A fascinating and detailed story of how LiveJournal evolved their system to scale. LiveJournal was an early player in the free blog service race and faced issues from quickly adding a large number of users. Blog posts come fast and furious which causes a lot of writes and writes are particularly hard to scale. Understanding how LiveJournal faced their scaling problems will help any aspiring website builder.

Site: http://www.livejournal.com/

Information Sources

  • LiveJournal - Behind The Scenes Scaling Storytime
  • Google Video
  • Tokyo Video
  • 2005 version

    Platform

  • Linux
  • MySql
  • Perl
  • Memcached
  • MogileFS
  • Apache

    What's Inside?

  • Scaling from 1, 2, and 4 hosts to cluster of servers.
  • Avoid single points of failure.
  • Using MySQL replication only takes you so far.
  • Becoming IO bound kills scaling.
  • Spread out writes and reads for more parallelism.
  • You can't keep adding read slaves and scale.
  • Shard storage approach, using DRBD, for maximal throughput. Allocate shards based on roles.
  • Caching to improve performance with memcached. Two-level hashing to distributed RAM.
  • Perlbal for web load balancing.
  • MogileFS, a distributed file system, for parallelism.
  • TheSchwartz and Gearman for distributed job queuing to do more work in parallel.
  • Solving persistent connection problems.

    Lessons Learned

  • Don't be afraid to write your own software to solve your own problems. LiveJournal as provided incredible value to the community through their efforts.

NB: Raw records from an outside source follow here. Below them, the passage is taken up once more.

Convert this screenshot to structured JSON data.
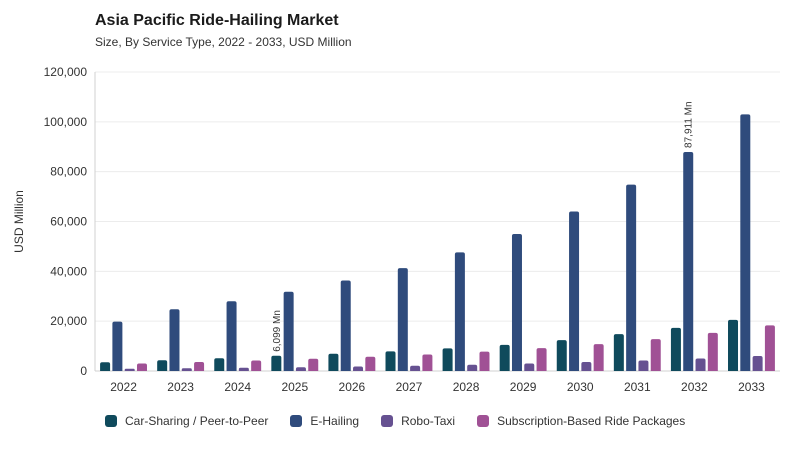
{
  "chart_data": {
    "type": "bar",
    "title": "Asia Pacific Ride-Hailing Market",
    "subtitle": "Size, By Service Type, 2022 - 2033, USD Million",
    "xlabel": "",
    "ylabel": "USD Million",
    "ylim": [
      0,
      120000
    ],
    "yticks": [
      "0",
      "20,000",
      "40,000",
      "60,000",
      "80,000",
      "100,000",
      "120,000"
    ],
    "categories": [
      "2022",
      "2023",
      "2024",
      "2025",
      "2026",
      "2027",
      "2028",
      "2029",
      "2030",
      "2031",
      "2032",
      "2033"
    ],
    "grid": true,
    "legend_position": "bottom",
    "series": [
      {
        "name": "Car-Sharing / Peer-to-Peer",
        "color": "#0f4a5c",
        "values": [
          3500,
          4300,
          5100,
          6099,
          6900,
          7900,
          9100,
          10500,
          12400,
          14800,
          17300,
          20500
        ]
      },
      {
        "name": "E-Hailing",
        "color": "#2f4b7c",
        "values": [
          19800,
          24800,
          28000,
          31800,
          36300,
          41300,
          47600,
          55000,
          64000,
          74800,
          87911,
          103000
        ]
      },
      {
        "name": "Robo-Taxi",
        "color": "#665191",
        "values": [
          900,
          1100,
          1300,
          1500,
          1800,
          2100,
          2500,
          3000,
          3600,
          4200,
          5000,
          6000
        ]
      },
      {
        "name": "Subscription-Based Ride Packages",
        "color": "#a05195",
        "values": [
          3000,
          3600,
          4200,
          4900,
          5700,
          6600,
          7800,
          9200,
          10800,
          12800,
          15300,
          18300
        ]
      }
    ],
    "annotations": [
      {
        "series": 0,
        "category": "2025",
        "text": "6,099 Mn"
      },
      {
        "series": 1,
        "category": "2032",
        "text": "87,911 Mn"
      }
    ]
  }
}
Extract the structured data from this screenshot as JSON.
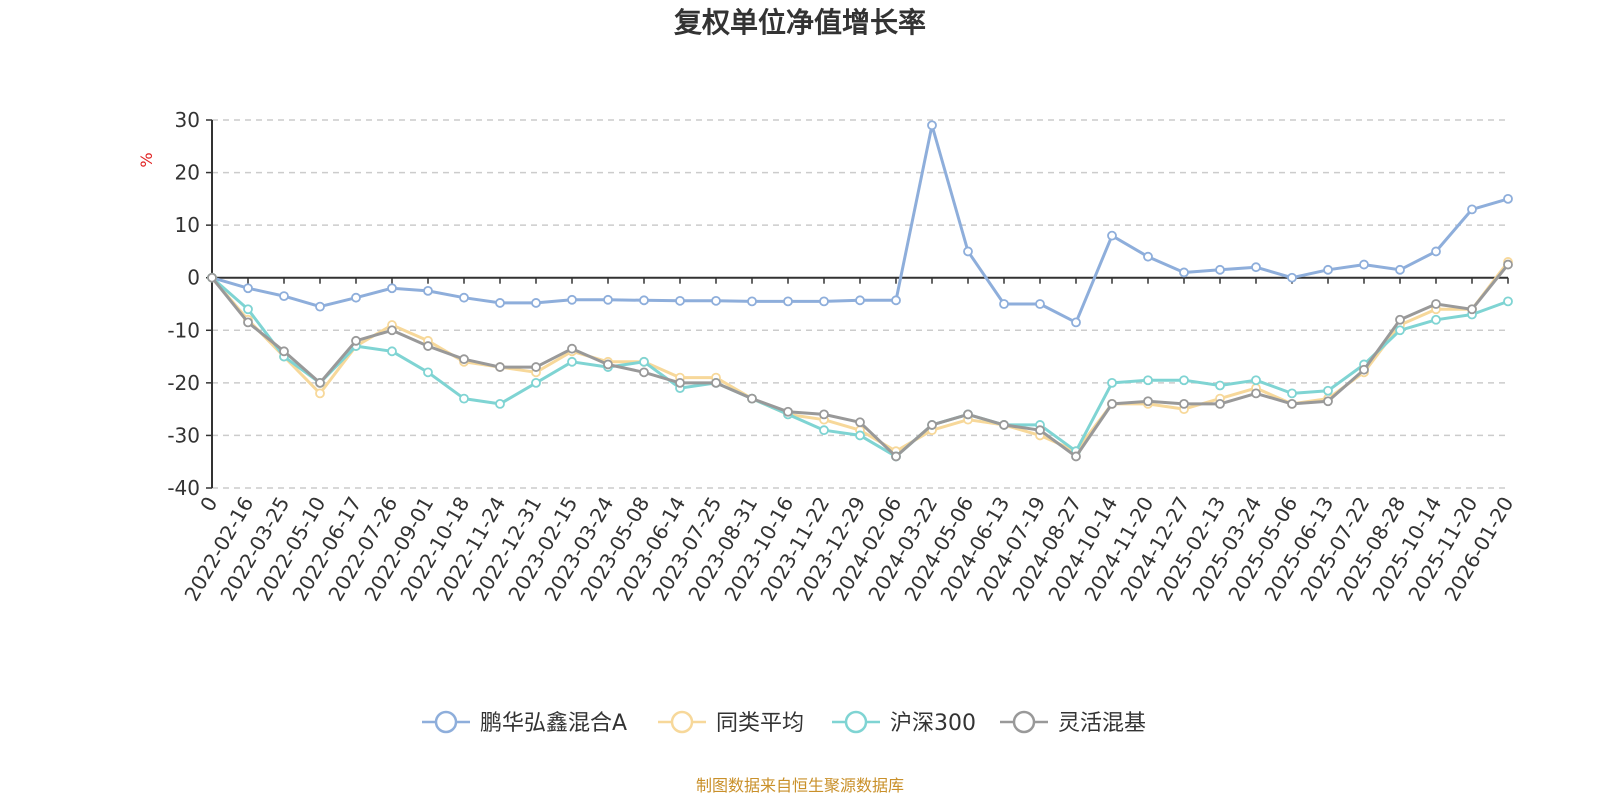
{
  "chart_data": {
    "type": "line",
    "title": "复权单位净值增长率",
    "ylabel": "%",
    "ylim": [
      -40,
      30
    ],
    "yticks": [
      30,
      20,
      10,
      0,
      -10,
      -20,
      -30,
      -40
    ],
    "grid": true,
    "legend_position": "bottom",
    "categories": [
      "0",
      "2022-02-16",
      "2022-03-25",
      "2022-05-10",
      "2022-06-17",
      "2022-07-26",
      "2022-09-01",
      "2022-10-18",
      "2022-11-24",
      "2022-12-31",
      "2023-02-15",
      "2023-03-24",
      "2023-05-08",
      "2023-06-14",
      "2023-07-25",
      "2023-08-31",
      "2023-10-16",
      "2023-11-22",
      "2023-12-29",
      "2024-02-06",
      "2024-03-22",
      "2024-05-06",
      "2024-06-13",
      "2024-07-19",
      "2024-08-27",
      "2024-10-14",
      "2024-11-20",
      "2024-12-27",
      "2025-02-13",
      "2025-03-24",
      "2025-05-06",
      "2025-06-13",
      "2025-07-22",
      "2025-08-28",
      "2025-10-14",
      "2025-11-20",
      "2026-01-20"
    ],
    "series": [
      {
        "name": "鹏华弘鑫混合A",
        "color": "#8eaedb",
        "values": [
          0,
          -2,
          -3.5,
          -5.5,
          -3.8,
          -2,
          -2.5,
          -3.8,
          -4.8,
          -4.8,
          -4.2,
          -4.2,
          -4.3,
          -4.4,
          -4.4,
          -4.5,
          -4.5,
          -4.5,
          -4.3,
          -4.3,
          29,
          5,
          -5,
          -5,
          -8.5,
          8,
          4,
          1,
          1.5,
          2,
          0,
          1.5,
          2.5,
          1.5,
          5,
          13,
          15
        ]
      },
      {
        "name": "同类平均",
        "color": "#f7d89a",
        "values": [
          0,
          -8,
          -15,
          -22,
          -13,
          -9,
          -12,
          -16,
          -17,
          -18,
          -14,
          -16,
          -16,
          -19,
          -19,
          -23,
          -26,
          -27,
          -29,
          -33,
          -29,
          -27,
          -28,
          -30,
          -33,
          -24,
          -24,
          -25,
          -23,
          -21,
          -24,
          -23,
          -18,
          -9,
          -6,
          -6,
          3
        ]
      },
      {
        "name": "沪深300",
        "color": "#7fd4d3",
        "values": [
          0,
          -6,
          -15,
          -20,
          -13,
          -14,
          -18,
          -23,
          -24,
          -20,
          -16,
          -17,
          -16,
          -21,
          -20,
          -23,
          -26,
          -29,
          -30,
          -34,
          -28,
          -26,
          -28,
          -28,
          -33,
          -20,
          -19.5,
          -19.5,
          -20.5,
          -19.5,
          -22,
          -21.5,
          -16.5,
          -10,
          -8,
          -7,
          -4.5
        ]
      },
      {
        "name": "灵活混基",
        "color": "#999999",
        "values": [
          0,
          -8.5,
          -14,
          -20,
          -12,
          -10,
          -13,
          -15.5,
          -17,
          -17,
          -13.5,
          -16.5,
          -18,
          -20,
          -20,
          -23,
          -25.5,
          -26,
          -27.5,
          -34,
          -28,
          -26,
          -28,
          -29,
          -34,
          -24,
          -23.5,
          -24,
          -24,
          -22,
          -24,
          -23.5,
          -17.5,
          -8,
          -5,
          -6,
          2.5
        ]
      }
    ]
  },
  "source_text": "制图数据来自恒生聚源数据库",
  "colors": {
    "axis": "#333333",
    "grid": "#cccccc",
    "ylabel": "#e02020",
    "source": "#c9902a"
  }
}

  • Sites can evolve from small 1, 2 machine setups to larger systems as they learn about their users and what their system really needs to do.

  • Parallelization is key to scaling. Remove choke points by caching, load balancing, sharding, clustering file systems, and making use of more disk spindles.

  • Replication has a cost. You can't just keep adding more and more read slaves and expect to scale.

  • Low level issues like which OS event notification mechanism to use, file system and disk interactions, threading and even models, and connection types, matter at scale.

  • Large sites eventually turn to a distributed queuing and scheduling mechanism to distribute large work loads across a grid.